Foundations have been getting used to getting grantee feedback over the last 15 years. The next frontier for foundations is likely to be rapid beneficiary feedback. Technologically, this is already possible – a recent survey by Firelight found that 100% of our grantees are using text to communicate, and 80% of their beneficiaries are doing so as well. As GPF founder Jane Wales said, ‘We have a real opportunity for beneficiary feedback in forms that really invite candour and nuance, and that help us make more effective interventions. Why would a beneficiary “show up” to give such feedback? If it’s cheap and easy, and if it would change their lives.’ This is a space to watch.
Citizens’ ability to innovate
Foundations that keep their eyes on both global goals and citizen solutions can be somewhat schizophrenic. The ‘global goals’ part of their consciousness often leads them to look for broken links in supply chains, to emphasize the ‘science of delivery’, and to focus on what’s known to work – it brings out the technocrat in the philanthropist. But the ‘citizen solution’ part leans towards a more ‘hundred flowers’ point of view.
New Ford Foundation president Darren Walker expressed this lens admirably in a very engaging talk he gave on the second day of the GPF. ‘Philanthropy,’ he said, ‘creates the space for people who have the ideas we can’t imagine …
How would you create a logic model with the predictive capacity to see Nelson Mandela walk out of prison and become President of South Africa?’
The challenge, of course, is to ensure that the space created is well used, since the global challenges in question are critical, and the accomplishment of each global goal is of high importance to hundreds of millions, or billions, of people.
Individuals and smaller groups are often more innovative than governments and large lumbering organizations.
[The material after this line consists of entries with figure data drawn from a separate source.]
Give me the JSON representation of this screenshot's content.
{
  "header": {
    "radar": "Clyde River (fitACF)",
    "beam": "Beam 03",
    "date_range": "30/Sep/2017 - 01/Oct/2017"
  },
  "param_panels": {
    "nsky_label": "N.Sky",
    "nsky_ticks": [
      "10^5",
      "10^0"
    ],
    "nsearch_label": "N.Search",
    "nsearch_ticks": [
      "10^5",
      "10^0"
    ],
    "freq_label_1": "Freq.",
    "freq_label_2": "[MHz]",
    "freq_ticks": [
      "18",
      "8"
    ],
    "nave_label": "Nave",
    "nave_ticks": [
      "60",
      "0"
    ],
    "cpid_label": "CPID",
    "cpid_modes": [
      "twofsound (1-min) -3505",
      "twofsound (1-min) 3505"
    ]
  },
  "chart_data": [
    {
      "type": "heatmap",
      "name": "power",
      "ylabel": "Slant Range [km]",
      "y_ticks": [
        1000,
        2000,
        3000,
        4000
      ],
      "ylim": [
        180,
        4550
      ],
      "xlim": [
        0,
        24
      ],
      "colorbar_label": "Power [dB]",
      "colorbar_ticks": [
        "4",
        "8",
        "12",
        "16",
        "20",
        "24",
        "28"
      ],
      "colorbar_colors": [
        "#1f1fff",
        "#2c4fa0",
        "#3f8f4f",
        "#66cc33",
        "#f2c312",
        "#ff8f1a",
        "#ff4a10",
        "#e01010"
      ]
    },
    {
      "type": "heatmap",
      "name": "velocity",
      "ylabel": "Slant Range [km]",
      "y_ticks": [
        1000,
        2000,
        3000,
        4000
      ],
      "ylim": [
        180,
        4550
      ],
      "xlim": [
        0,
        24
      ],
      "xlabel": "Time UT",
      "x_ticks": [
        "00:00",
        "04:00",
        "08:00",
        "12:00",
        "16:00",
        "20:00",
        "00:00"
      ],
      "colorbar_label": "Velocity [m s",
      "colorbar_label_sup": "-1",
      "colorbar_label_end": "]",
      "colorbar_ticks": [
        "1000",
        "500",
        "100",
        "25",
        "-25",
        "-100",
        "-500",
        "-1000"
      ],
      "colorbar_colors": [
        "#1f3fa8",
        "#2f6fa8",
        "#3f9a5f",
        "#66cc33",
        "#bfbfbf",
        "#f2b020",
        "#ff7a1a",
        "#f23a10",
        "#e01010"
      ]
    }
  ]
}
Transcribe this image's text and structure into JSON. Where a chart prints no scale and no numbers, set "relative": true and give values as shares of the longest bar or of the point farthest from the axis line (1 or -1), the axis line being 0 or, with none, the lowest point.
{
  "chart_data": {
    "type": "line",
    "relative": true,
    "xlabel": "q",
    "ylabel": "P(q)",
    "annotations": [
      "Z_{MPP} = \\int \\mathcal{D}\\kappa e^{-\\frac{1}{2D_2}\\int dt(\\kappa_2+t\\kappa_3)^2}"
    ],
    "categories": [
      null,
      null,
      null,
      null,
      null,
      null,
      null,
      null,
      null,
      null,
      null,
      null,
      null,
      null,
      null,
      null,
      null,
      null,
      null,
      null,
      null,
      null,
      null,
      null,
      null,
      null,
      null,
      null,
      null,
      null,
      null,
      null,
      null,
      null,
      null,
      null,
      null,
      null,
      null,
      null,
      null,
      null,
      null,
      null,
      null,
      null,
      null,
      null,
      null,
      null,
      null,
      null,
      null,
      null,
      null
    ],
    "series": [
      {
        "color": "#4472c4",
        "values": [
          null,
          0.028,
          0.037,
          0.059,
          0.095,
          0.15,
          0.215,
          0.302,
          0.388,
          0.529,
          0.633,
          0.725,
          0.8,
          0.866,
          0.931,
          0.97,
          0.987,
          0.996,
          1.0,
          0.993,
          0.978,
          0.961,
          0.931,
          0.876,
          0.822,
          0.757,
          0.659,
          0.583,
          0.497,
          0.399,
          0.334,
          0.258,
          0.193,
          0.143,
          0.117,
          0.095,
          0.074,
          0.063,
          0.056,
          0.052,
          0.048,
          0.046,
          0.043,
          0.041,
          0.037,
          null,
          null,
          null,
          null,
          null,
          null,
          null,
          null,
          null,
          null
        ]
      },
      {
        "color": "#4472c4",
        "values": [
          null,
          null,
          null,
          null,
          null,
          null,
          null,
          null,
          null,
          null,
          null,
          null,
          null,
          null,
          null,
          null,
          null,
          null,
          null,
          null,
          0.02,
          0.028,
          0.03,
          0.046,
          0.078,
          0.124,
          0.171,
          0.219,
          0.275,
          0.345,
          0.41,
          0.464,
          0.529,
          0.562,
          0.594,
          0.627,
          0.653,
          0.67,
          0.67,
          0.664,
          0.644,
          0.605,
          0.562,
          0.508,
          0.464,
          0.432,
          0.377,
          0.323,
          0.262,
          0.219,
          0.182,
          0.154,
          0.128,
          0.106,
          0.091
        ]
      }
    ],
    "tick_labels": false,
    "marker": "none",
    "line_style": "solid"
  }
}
Citizen groups will be stronger on social innovation – replicable, affordable ways of overcoming common inequities and obstacles to social development – than on technological innovation. Citizen solutions in this area will often be about rethinking the social relations, roles and obligations between actors. If done well, this can be a very important part of the ‘science of delivery’.
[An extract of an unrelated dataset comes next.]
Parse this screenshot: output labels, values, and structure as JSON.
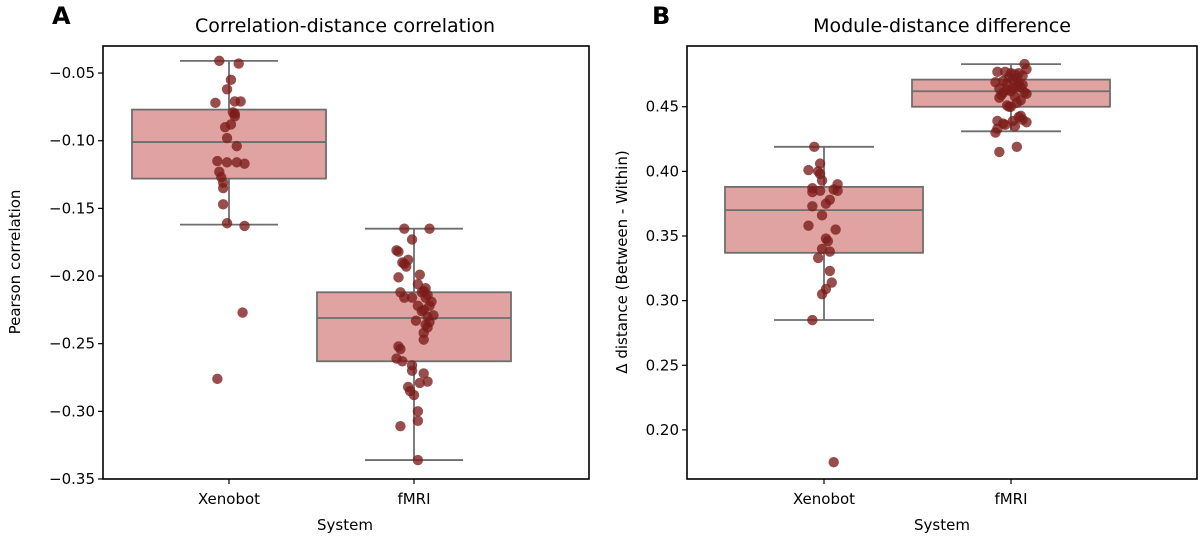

In our own experience at Firelight, we have put out a number of requests for proposals to Tanzanian NGOs looking for innovative family- and community-based approaches to improving children’s primary school learning outcomes. But we found that the first round of concept notes featured pretty conventional ideas – both funder and applicant are usually better at problem description than at imagining distinctly new solutions. We have found that it takes a sort of ‘breakthrough conversation’ to create the space Darren Walker was talking about, and to get funder and applicant to start talking about real social innovation.
Keeping the balance
It is the nature of the GPF, and the spirit of globally engaged foundations, to be simultaneously ‘looking up’ towards global goals and ‘looking down’ to identify and support citizen solutions. In this age of rapid technological change, global challenges, and the emerging 2015-30 Sustainable Development framework, it will be important to balance these two perspectives dynamically and well.
Peter Laugharn, is executive director of the Firelight Foundation.